The present invention relates to a control device for an AC charging generator (alternator) for vehicular use.
A conventional device of the same general type to which the invention pertains will be described with reference to FIG. 1. In FIG. 1, reference numeral 10 designates a generator, 1 designates a three-phase winding of a stator, 2 designates a field coil, 3 designates a rectifier, 31, 32 and 33 designate first, second and third rectifying output terminals, respectively, 4 designates a storage battery, 5 designates an indicator lamp, 6 designates a keyswitch, 7 designates a control device, 71 designates a switching transistor for switching a field current, 72 designates a control transistor for controlling the transistor 71, 73 designates a Zener diode used to detect an output voltage of the generator 10 which begins to conduct when the output voltage becomes higher than a predetermined value, 74 and 75 designate first and second resistors together constituting a voltage divider circuit, and 76 designates a smoothing capacitor. The control transistor 72 and the Zener diode 73 are formed on a monolithic chip.
The conventional device of FIG. 1 operates as follows.

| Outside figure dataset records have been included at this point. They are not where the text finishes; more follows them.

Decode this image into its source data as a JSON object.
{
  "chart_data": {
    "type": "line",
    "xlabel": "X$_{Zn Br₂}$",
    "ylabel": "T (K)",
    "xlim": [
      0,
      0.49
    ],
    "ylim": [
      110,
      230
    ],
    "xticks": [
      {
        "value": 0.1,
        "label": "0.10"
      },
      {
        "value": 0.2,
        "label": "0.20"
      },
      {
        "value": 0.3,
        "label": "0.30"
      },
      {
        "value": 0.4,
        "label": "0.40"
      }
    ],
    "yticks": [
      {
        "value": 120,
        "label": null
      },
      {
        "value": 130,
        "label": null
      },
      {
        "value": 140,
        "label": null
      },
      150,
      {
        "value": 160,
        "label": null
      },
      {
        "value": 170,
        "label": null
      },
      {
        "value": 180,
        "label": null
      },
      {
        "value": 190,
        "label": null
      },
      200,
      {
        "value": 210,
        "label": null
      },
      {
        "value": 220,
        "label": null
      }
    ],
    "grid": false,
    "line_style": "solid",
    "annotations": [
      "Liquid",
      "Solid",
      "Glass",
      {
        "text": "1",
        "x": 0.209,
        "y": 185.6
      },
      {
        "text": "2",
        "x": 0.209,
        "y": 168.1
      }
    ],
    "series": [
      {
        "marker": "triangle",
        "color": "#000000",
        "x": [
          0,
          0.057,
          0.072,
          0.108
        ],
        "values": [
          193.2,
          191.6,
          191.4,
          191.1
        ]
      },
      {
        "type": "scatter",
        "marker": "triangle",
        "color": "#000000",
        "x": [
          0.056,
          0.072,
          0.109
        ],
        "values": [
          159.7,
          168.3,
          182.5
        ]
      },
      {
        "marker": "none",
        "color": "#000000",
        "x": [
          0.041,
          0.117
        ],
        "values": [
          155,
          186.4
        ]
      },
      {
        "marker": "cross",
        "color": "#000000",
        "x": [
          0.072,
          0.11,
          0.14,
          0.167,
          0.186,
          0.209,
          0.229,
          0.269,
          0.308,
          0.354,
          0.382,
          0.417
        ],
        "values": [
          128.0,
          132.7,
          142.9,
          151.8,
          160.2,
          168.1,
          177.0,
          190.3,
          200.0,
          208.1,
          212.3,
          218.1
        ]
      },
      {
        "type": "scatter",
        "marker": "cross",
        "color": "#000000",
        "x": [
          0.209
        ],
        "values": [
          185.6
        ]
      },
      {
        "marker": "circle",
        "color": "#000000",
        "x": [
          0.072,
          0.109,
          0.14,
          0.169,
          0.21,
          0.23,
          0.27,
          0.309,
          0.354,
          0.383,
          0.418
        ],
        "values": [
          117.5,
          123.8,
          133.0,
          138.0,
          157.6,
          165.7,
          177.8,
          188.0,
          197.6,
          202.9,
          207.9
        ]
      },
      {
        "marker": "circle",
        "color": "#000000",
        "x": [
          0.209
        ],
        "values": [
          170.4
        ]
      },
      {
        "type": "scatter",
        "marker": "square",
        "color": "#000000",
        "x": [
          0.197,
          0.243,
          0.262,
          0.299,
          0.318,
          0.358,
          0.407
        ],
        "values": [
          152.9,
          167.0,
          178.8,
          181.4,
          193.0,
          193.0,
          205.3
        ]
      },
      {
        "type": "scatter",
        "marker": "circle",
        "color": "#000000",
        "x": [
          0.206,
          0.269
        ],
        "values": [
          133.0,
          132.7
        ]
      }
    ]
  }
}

When the keyswitch 6 is closed, the current from the storage battery 4 flows through the keyswitch 6, the indicator light 5 and the field coil 2 causing the indicator lamp 5 to light and energizing the field coil 2. Next, when the engine (not shown) starts to drive the generator 10, a voltage is generated at the first and second output terminals 31 and 32. The voltage at the first output terminal 31 is used to charge the storage battery 4. Since the same voltage is generated at the second output terminal 32 as at the first output terminal 31, the voltages at the two terminals of the indicator lamp 5 are equal, and hence the indicator lamp 5 is extinguished. When the speed of the engine further increases such that the voltage at a junction point a of the resistors 74 and 75 exceeds the predetermined value, the Zener diode 73 becomes conductive. As a result, the control transistor 72 turns on and the switching transistor 71 is turned off. Thus, the current flow through the field coil 2 is interrupted. Accordingly, the amount of current passing through the field coil 2 is decreased and the voltage generated at the output terminals is also decreased. As a result, the Zener diode 73 again becomes nonconductive. Thus, the switching transistor 71 is turned on again and the generated voltage increased. By repeating the above operations, the output of the generator 10 is maintained at a predetermined voltage.

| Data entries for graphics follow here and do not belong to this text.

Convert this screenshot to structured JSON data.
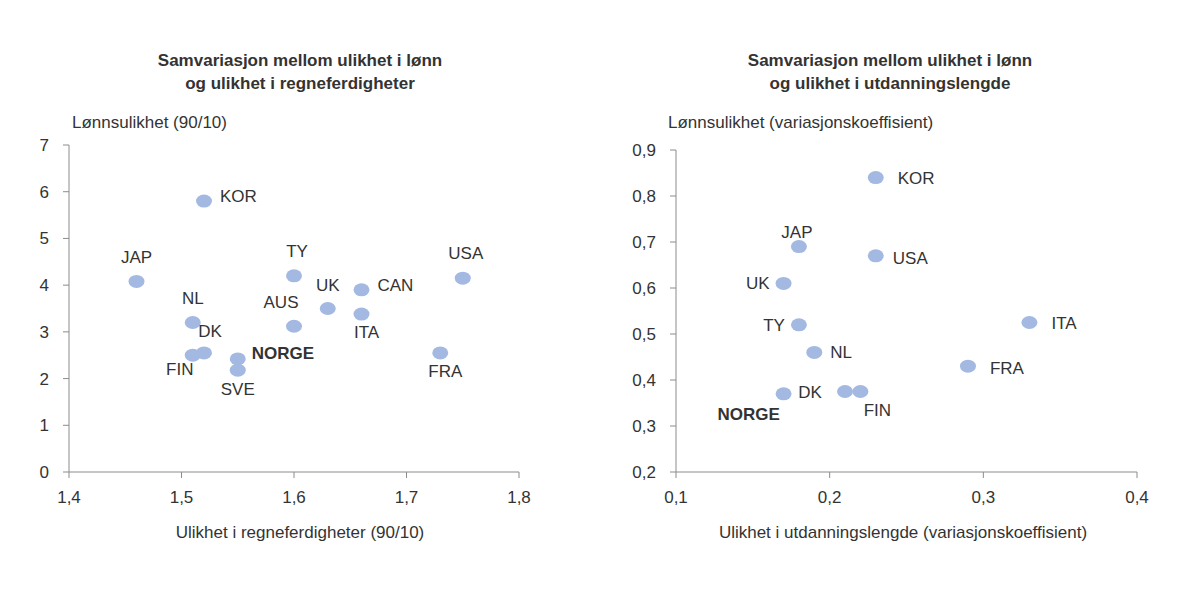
{
  "chart_data": [
    {
      "type": "scatter",
      "title": [
        "Samvariasjon mellom ulikhet i lønn",
        "og ulikhet i regneferdigheter"
      ],
      "y_label": "Lønnsulikhet (90/10)",
      "x_label": "Ulikhet i regneferdigheter (90/10)",
      "xlim": [
        1.4,
        1.8
      ],
      "xticks": [
        {
          "value": 1.4,
          "label": "1,4"
        },
        {
          "value": 1.5,
          "label": "1,5"
        },
        {
          "value": 1.6,
          "label": "1,6"
        },
        {
          "value": 1.7,
          "label": "1,7"
        },
        {
          "value": 1.8,
          "label": "1,8"
        }
      ],
      "ylim": [
        0,
        7
      ],
      "yticks": [
        0,
        1,
        2,
        3,
        4,
        5,
        6,
        7
      ],
      "grid": false,
      "color": "#a3b9e2",
      "marker": "circle",
      "labels": [
        "KOR",
        "JAP",
        "NL",
        "DK",
        "FIN",
        "NORGE",
        "SVE",
        "TY",
        "AUS",
        "UK",
        "CAN",
        "ITA",
        "USA",
        "FRA"
      ],
      "x": [
        1.52,
        1.46,
        1.51,
        1.52,
        1.51,
        1.55,
        1.55,
        1.6,
        1.6,
        1.63,
        1.66,
        1.66,
        1.75,
        1.73
      ],
      "values": [
        5.8,
        4.08,
        3.2,
        2.55,
        2.5,
        2.42,
        2.18,
        4.2,
        3.12,
        3.5,
        3.9,
        3.38,
        4.15,
        2.55
      ]
    },
    {
      "type": "scatter",
      "title": [
        "Samvariasjon mellom ulikhet i lønn",
        "og ulikhet i utdanningslengde"
      ],
      "y_label": "Lønnsulikhet (variasjonskoeffisient)",
      "x_label": "Ulikhet i utdanningslengde (variasjonskoeffisient)",
      "xlim": [
        0.1,
        0.4
      ],
      "xticks": [
        {
          "value": 0.1,
          "label": "0,1"
        },
        {
          "value": 0.2,
          "label": "0,2"
        },
        {
          "value": 0.3,
          "label": "0,3"
        },
        {
          "value": 0.4,
          "label": "0,4"
        }
      ],
      "ylim": [
        0.2,
        0.9
      ],
      "yticks": [
        {
          "value": 0.2,
          "label": "0,2"
        },
        {
          "value": 0.3,
          "label": "0,3"
        },
        {
          "value": 0.4,
          "label": "0,4"
        },
        {
          "value": 0.5,
          "label": "0,5"
        },
        {
          "value": 0.6,
          "label": "0,6"
        },
        {
          "value": 0.7,
          "label": "0,7"
        },
        {
          "value": 0.8,
          "label": "0,8"
        },
        {
          "value": 0.9,
          "label": "0,9"
        }
      ],
      "grid": false,
      "color": "#a3b9e2",
      "marker": "circle",
      "labels": [
        "KOR",
        "JAP",
        "USA",
        "UK",
        "TY",
        "NL",
        "ITA",
        "FRA",
        "NORGE",
        "DK",
        "FIN"
      ],
      "x": [
        0.23,
        0.18,
        0.23,
        0.17,
        0.18,
        0.19,
        0.33,
        0.29,
        0.17,
        0.21,
        0.22
      ],
      "values": [
        0.84,
        0.69,
        0.67,
        0.61,
        0.52,
        0.46,
        0.525,
        0.43,
        0.37,
        0.375,
        0.375
      ]
    }
  ]
}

A ripple component is present in the output of this type of generator. The magnitude of the ripple component increases as the output current increases. Since the Zener diode 73 conducts or not depending on the peak amplitude of the ripple component, an output voltage indicator, which shows a mean value, indicates a different value from the maximum value. For the purpose of reducing this difference, the smoothing capacitor 76 is provided. However, so that the Zener diode 73 will operate properly, the resistance values of the resistors 74 and 75 cannot be increased. Thus, the capacitance of the capacitor 76 must be high. Accordingly, it is difficult to fabricate the conventional circuit in hybrid IC form.